Penerapan budaya digital dapat terlihat dari bagaimana masyarakat menggunakan media sosial untuk menyebarkan konten yang inspiratif dan edukatif, seperti promosi budaya lokal, kampanye sosial, atau berbagi pengetahuan yang bermanfaat. Selain itu, penggunaan teknologi untuk mendukung kegiatan ekonomi kreatif, seperti pemasaran produk UMKM secara daring, juga merupakan bagian dari budaya digital. Contoh lain yang tidak kalah penting adalah kemampuan untuk menjaga etika dan norma dalam berinteraksi di dunia maya, sehingga tercipta ruang digital yang sehat dan inklusif. Dengan kata lain, budaya digital tidak hanya menunjukkan kemajuan teknologi, tetapi juga memperlihatkan bagaimana masyarakat menggunakannya.
Tantangan dan Upaya Penguatan Literasi Digital
Walaupun memiliki peran penting, penerapan literasi digital masih menghadapi sejumlah tantangan. Salah satu tantangan utama adalah rendahnya tingkat pemahaman masyarakat terhadap penggunaan teknologi secara bijak. Selain itu, penyebaran informasi yang tidak benar serta meningkatnya kejahatan siber juga menjadi hambatan dalam mewujudkan masyarakat yang cakap digital. Untuk menghadapinya, dibutuhkan upaya bersama dari berbagai pihak. Pendidikan literasi digital perlu dikenalkan sejak dini, baik melalui pendidikan formal maupun nonformal. Pemerintah juga berperan dalam menyediakan kebijakan dan program yang mendukung peningkatan literasi digital. Di sisi lain, masyarakat perlu memiliki kesadaran untuk terus belajar dan beradaptasi dengan perkembangan teknologi.
Kesimpulan
Literasi digital merupakan kemampuan yang semakin penting di tengah perubahan teknologi yang terus berlangsung. Kemampuan ini tidak hanya mencakup penggunaan teknologi, tetapi juga melibatkan aspek pemahaman, etika, keamanan, dan budaya dalam ruang digital. Dengan memahami dan menerapkan empat pilar literasi digital, masyarakat diharapkan mampu menjadi pengguna teknologi yang cerdas, kritis, dan bertanggung jawab.
Referensi
Gilster, Paul. 1997. Digital Literacy. Jakarta: Gramedia Pustaka Utama.

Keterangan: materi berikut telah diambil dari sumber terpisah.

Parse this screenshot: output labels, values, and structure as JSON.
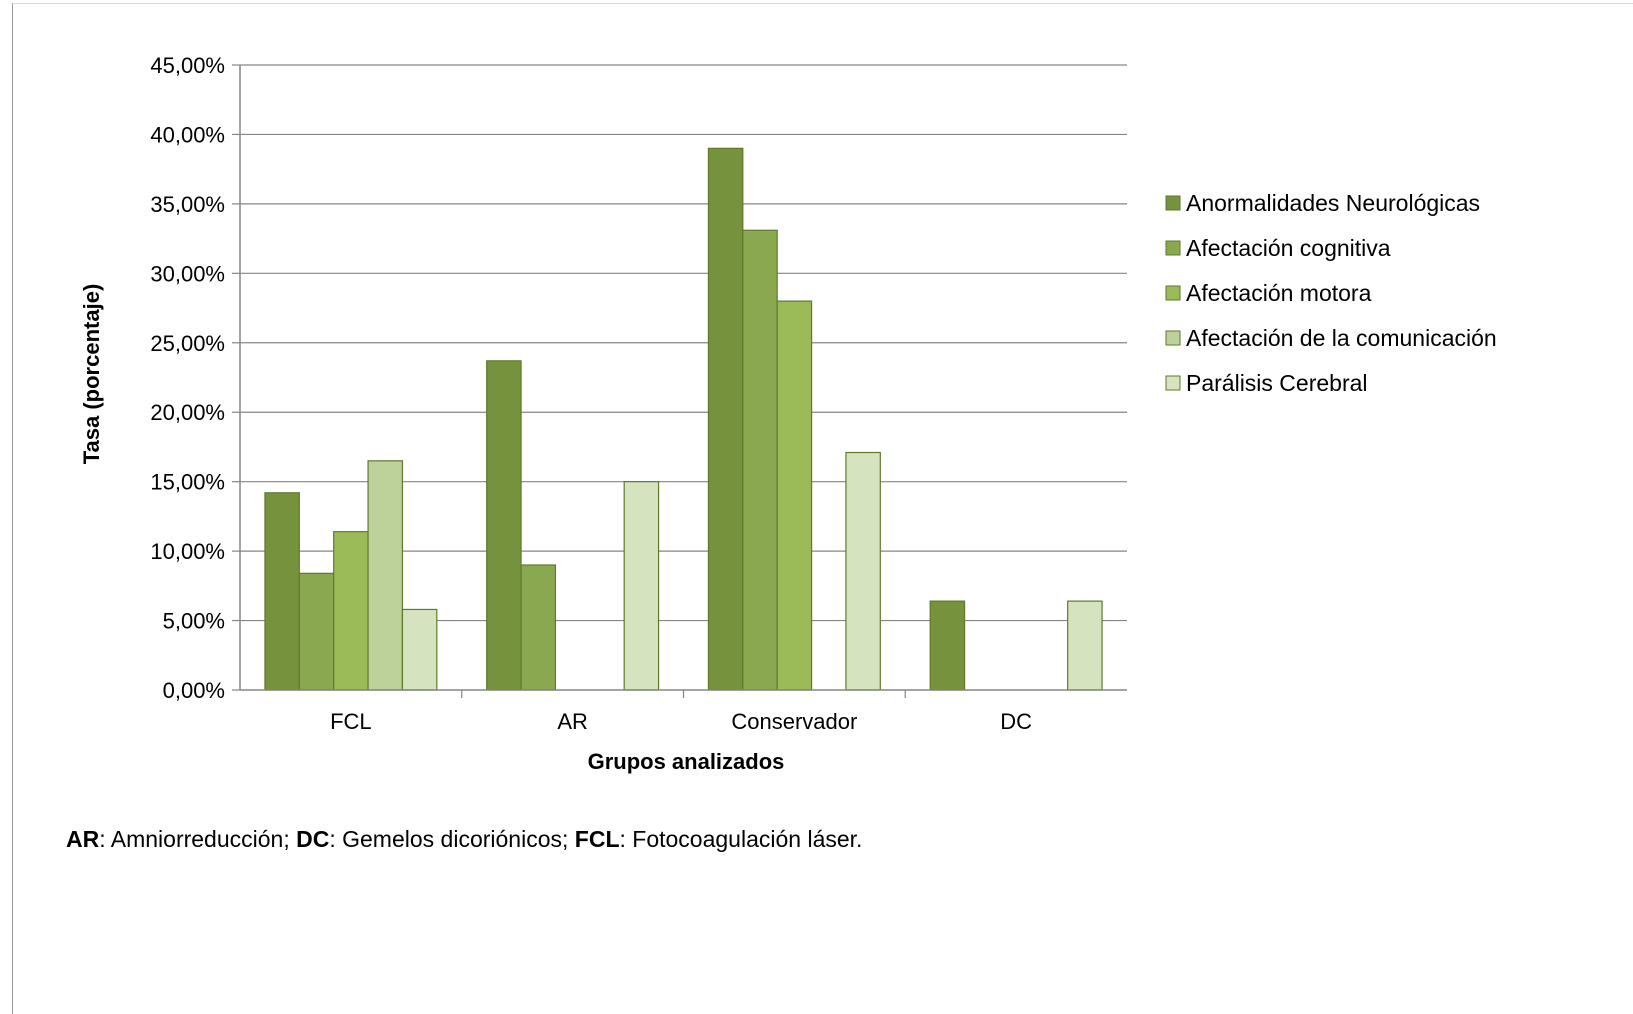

Kementerian Komunikasi dan Informatika RI. 2021. Modul Literasi Digital. Jakarta: Kominfo.
Nasrullah, R. 2017. Media Sosial: Perspektif Komunikasi, Budaya, dan Sosioteknologi. Bandung: Simbiosa Rekatama Media.
Setyaningsih, R. 2019. Literasi Digital dalam Pendidikan. Yogyakarta: Deepublish.